JONZE: Spanking the Monkey.

RUSSELL: So my son wanted to watch that, and I didn’t; it’s going to be horrible for 500 reasons. The first half I was squirming; it’s gross emotional content. Also, it’s your first film, so every novice performance thing on the part of the actors that I didn’t catch or awkward camera thing, the way it was shot or edited; that’s too long or indulgent. I’m cringing, being forced to look at mistakes. And my son loves it because he’s an anguished adolescent: “You don’t understand how lonely and horrible it all is.”

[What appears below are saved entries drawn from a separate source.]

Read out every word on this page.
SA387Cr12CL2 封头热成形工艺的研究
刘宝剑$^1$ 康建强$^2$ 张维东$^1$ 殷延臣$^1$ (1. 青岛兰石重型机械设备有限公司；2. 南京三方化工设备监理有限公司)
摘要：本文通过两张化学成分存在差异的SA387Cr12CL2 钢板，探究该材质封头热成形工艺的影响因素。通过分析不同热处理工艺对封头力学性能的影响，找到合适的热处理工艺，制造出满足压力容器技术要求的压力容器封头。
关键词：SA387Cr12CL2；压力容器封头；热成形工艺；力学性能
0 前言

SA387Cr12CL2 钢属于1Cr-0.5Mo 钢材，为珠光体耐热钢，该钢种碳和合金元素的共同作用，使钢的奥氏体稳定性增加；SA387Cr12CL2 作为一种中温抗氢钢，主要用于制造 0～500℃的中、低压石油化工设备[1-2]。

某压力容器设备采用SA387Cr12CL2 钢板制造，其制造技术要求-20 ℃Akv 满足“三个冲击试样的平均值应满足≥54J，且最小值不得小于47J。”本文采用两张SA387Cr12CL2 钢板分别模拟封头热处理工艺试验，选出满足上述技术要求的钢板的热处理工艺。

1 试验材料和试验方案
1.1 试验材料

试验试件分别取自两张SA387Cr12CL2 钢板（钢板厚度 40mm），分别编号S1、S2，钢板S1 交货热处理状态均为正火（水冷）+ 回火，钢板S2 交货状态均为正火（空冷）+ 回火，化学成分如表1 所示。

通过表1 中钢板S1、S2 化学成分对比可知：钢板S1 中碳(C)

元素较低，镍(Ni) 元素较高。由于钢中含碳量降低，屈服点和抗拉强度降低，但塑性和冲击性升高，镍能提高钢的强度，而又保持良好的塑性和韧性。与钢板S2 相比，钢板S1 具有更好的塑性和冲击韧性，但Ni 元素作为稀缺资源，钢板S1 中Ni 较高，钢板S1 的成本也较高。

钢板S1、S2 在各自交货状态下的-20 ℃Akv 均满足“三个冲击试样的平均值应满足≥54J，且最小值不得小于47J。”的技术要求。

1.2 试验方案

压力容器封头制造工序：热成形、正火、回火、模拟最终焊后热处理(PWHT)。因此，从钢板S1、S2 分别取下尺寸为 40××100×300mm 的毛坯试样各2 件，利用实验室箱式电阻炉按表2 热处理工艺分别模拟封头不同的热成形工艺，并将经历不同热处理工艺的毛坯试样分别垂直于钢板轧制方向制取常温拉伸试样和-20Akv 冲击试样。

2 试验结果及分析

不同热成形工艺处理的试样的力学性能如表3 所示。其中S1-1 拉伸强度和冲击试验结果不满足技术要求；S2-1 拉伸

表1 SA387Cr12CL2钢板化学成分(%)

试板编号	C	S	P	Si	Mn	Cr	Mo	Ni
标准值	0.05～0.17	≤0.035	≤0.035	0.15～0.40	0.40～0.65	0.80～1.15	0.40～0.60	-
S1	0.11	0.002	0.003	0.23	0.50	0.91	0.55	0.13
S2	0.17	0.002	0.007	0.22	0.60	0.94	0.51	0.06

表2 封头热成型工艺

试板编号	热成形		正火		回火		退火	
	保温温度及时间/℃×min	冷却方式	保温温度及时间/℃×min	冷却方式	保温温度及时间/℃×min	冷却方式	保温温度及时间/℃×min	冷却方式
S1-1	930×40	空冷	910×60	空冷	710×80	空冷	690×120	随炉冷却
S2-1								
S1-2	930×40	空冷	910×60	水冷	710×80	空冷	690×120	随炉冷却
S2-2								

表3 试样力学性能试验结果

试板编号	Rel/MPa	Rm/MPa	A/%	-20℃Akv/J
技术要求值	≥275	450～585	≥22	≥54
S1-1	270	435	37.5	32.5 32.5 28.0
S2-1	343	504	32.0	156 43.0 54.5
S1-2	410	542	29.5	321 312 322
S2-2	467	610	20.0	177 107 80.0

JONZE: So what were you doing back then?

RUSSELL: I was frustrated because I couldn’t get going, as I was trying to figure out how to make films. I had various jobs, I taught a SAT class, I was a bartender, I had a day job at an office and was making short films. I got grants from NYSCA and NEA for an idea, which later became Huckabees, about a guy in a Chinese restaurant who had microphones on every table and heard every personal conversation and would write perversely personal fortunes. He was a very isolated, lonely guy, like I was in my 20’s; I lived in a Chelsea studio apartment and just went to work and didn’t have much of a social life. I got put on jury duty, which is where I learned how to write.

JONZE: You were making notes on Spanking the Monkey at jury duty?

RUSSELL: It was the best thing I’d ever written. It got me started; got me an agent, who got me my first writing job. So then it won Sundance, and I was happy just to go. I’d made it for $80,000 with the NEA money, and then the NEA said this isn’t the Chinese fortune-cookie movie, this is a dirty incest movie and I had to give the money back.

JONZE: Then Flirting with Disaster?

RUSSELL: My sister is adopted and was finding her biological parents, and I had just had a baby, which shattered my sex life, so I smashed those things up. I was into Woody Allen’s Husbands and Wives. Allen loved the film and invited me to meet him. I remember how confident and comfortable he was on the set, walking around talking and then he’d go, “Yeah, Kenneth Branagh, do that, and the camera goes over there; no, higher,” and he’d come back to talking to me and was so casual about it. And I admired his olive-colored corduroys. I said, “Are those your lucky pants?”

JONZE: So Three Kings [in which Jonze acted]…

RUSSELL: I was impressed by Quentin Tarantino and wanted to try something with more octane. A studio showed me script logs of one-line summaries and one was a heist in the Gulf War. I started researching it. That’s when I got to know you; I was helping to rewrite your first movie.